You need to also increase the top_n_words value in MaximalMarginalRelevance. The reason is that MMR takes a number of input keywords, for example 15, and filters that down to a more diverse subset of 10. Here, the 15 relates to the top_n_words parameter in BERTopic (BERTopic(top_n_words=15) and 10 refers to the value in MMR (MaximalMarginalRelevance(top_n_words=10)). Make sure that the former is always bigger than the latter otherwise no diversification will be applied.

Thank you for your previous advice. I understand that to achieve diversification, I need to set the top_n_words parameter in BERTopic to be greater than the value in MMR (MaximalMarginal Relevance). I've tried to configure my code following your guidance, but I'm not sure if I've implemented it correctly. In my BERTopic initialization, I've set top_n_words=15. However, I can't find a way in my code to directly set the top_n_words value in MMR to 10. How can I accurately set top_n_words=10 in MMR? Are there any example codes or more detailed step-by-step instructions that could help me complete this configuration? I'm worried that I may not have correctly understood or implemented your suggestion.

Maarten Grootendorst · Answer 5 · Wed Apr 03 2024 15:42:32 GMT+0800 (China Standard Time)

I'm not sure If I understand correctly, you can just do this:

mmr = MaximalMarginalRelevance(diversity=0.1, top_n_words=10)
topic_model = BERTopic(top_n_words=30, representation_model=mmr)

Hanqingxu123 · Answer 6 · Wed Apr 03 2024 15:45:59 GMT+0800 (China Standard Time)

I'm not sure If I understand correctly, you can just do this:

mmr = MaximalMarginalRelevance(diversity=0.1, top_n_words=10)
topic_model = BERTopic(top_n_words=30, representation_model=mmr)

Hanqingxu123 · Answer 7 · Wed Apr 03 2024 15:50:11 GMT+0800 (China Standard Time)

I'm not sure If I understand correctly, you can just do this:

mmr = MaximalMarginalRelevance(diversity=0.1, top_n_words=10)
topic_model = BERTopic(top_n_words=30, representation_model=mmr)

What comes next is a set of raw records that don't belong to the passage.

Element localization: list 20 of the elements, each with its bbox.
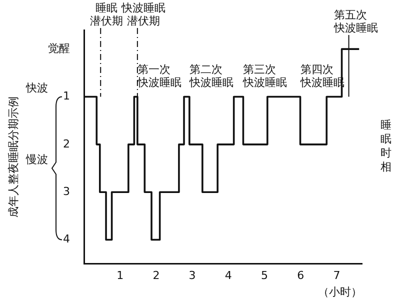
x-axis-title: （小时）	[318, 285, 362, 298]
y-axis-title: 成年人整夜睡眠分期示例	[6, 96, 20, 218]
annotation: 第五次快波睡眠	[332, 8, 378, 34]
x-tick-label: 3	[188, 269, 196, 282]
x-tick-label: 5	[261, 269, 268, 282]
y-tick-label: 4	[63, 232, 70, 246]
x-tick-label: 6	[297, 269, 304, 282]
x-tick-label: 7	[333, 269, 340, 282]
y-tick-label: 2	[63, 137, 70, 150]
x-tick-label: 2	[152, 269, 160, 282]
y-tick-label: 觉醒	[48, 42, 70, 55]
y-tick-label: 1	[63, 90, 70, 103]
text: 睡眠时相	[380, 118, 392, 174]
y-tick-label: 3	[63, 184, 70, 198]
annotation: 第三次快波睡眠	[242, 63, 288, 90]
text: 慢波	[25, 153, 48, 166]
x-tick-label: 1	[116, 269, 124, 282]
x-tick-label: 4	[224, 269, 232, 282]
text: 快波	[25, 82, 48, 95]
annotation: 第二次快波睡眠	[188, 63, 234, 90]
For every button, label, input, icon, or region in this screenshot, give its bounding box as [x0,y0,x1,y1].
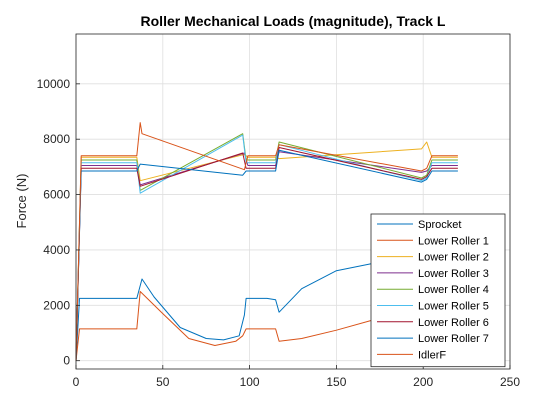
series-line-7 [75,147,458,361]
x-tick-label: 0 [73,375,80,389]
y-tick-label: 0 [63,354,70,368]
x-tick-label: 100 [240,375,260,389]
y-tick-label: 6000 [43,188,70,202]
legend-box [370,213,506,368]
legend-entry: Lower Roller 3 [418,268,489,280]
series-layer [75,122,458,361]
legend-entry: Lower Roller 4 [418,284,489,296]
series-line-3 [75,141,458,361]
legend-entry: Lower Roller 2 [418,252,489,264]
y-tick-label: 4000 [43,243,70,257]
legend-entry: IdlerF [418,349,446,361]
series-line-9 [75,122,458,361]
x-tick-label: 200 [413,375,433,389]
series-line-4 [75,151,458,361]
legend-entry: Lower Roller 7 [418,333,489,345]
x-tick-label: 250 [500,375,520,389]
y-tick-label: 8000 [43,132,70,146]
legend-entry: Lower Roller 5 [418,301,489,313]
legend-entry: Lower Roller 6 [418,317,489,329]
series-line-8 [75,149,458,361]
legend-entry: Sprocket [418,219,461,231]
y-axis-label: Force (N) [14,174,29,229]
axes-box [75,33,511,370]
ticks: 0 50 100 150 200 250 0 2000 4000 6000 8000 10000 [37,77,521,389]
y-tick-label: 2000 [43,298,70,312]
legend: Sprocket Lower Roller 1 Lower Roller 2 Lowe… [370,213,506,368]
grid [75,34,511,369]
x-tick-label: 50 [156,375,170,389]
x-tick-label: 150 [326,375,346,389]
series-line-5 [75,133,458,361]
y-tick-label: 10000 [37,77,71,91]
legend-entry: Lower Roller 1 [418,235,489,247]
chart-title: Roller Mechanical Loads (magnitude), Tra… [141,13,446,29]
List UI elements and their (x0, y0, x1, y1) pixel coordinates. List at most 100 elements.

I made changes to my code based on your recent suggestions, and here are the output results.
representation_model = MaximalMarginalRelevance(diversity=0.1,top_n_words=10,)

topic_model = BERTopic(
embedding_model=embedding_model,
representation_model=representation_model,
umap_model=umap_model,
hdbscan_model=hdbscan_model,
vectorizer_model=vectorizer_model,
ctfidf_model=ctfidf_model,
top_n_words=30
)
Whether it's outputting the top fifteen topic words for a specific topic or visualizing the top fifteen topic words for each topic, neither works. I still can't break through the threshold of ten.
30
Number of words in topic: 10
research: 0.07231625152831453
interdisciplinary: 0.0357705831667299
social: 0.02861962498142216
transdisciplinary: 0.02603533844803727
development: 0.025841769865464017
future: 0.023463745399213854
impact: 0.021701800390241003
energy: 0.021572137571230877
global: 0.01934053713282768
environmental: 0.019191544088425334

Hanqingxu123 · Answer 8 · Wed Apr 03 2024 15:57:38 GMT+0800 (China Standard Time)

I've just solved it. It turns out that I needed to set it to 15 in representation_model = MaximalMarginalRelevance(top_n_words=15, diversity=0.1) to make it work. Thank you for your valuable advice.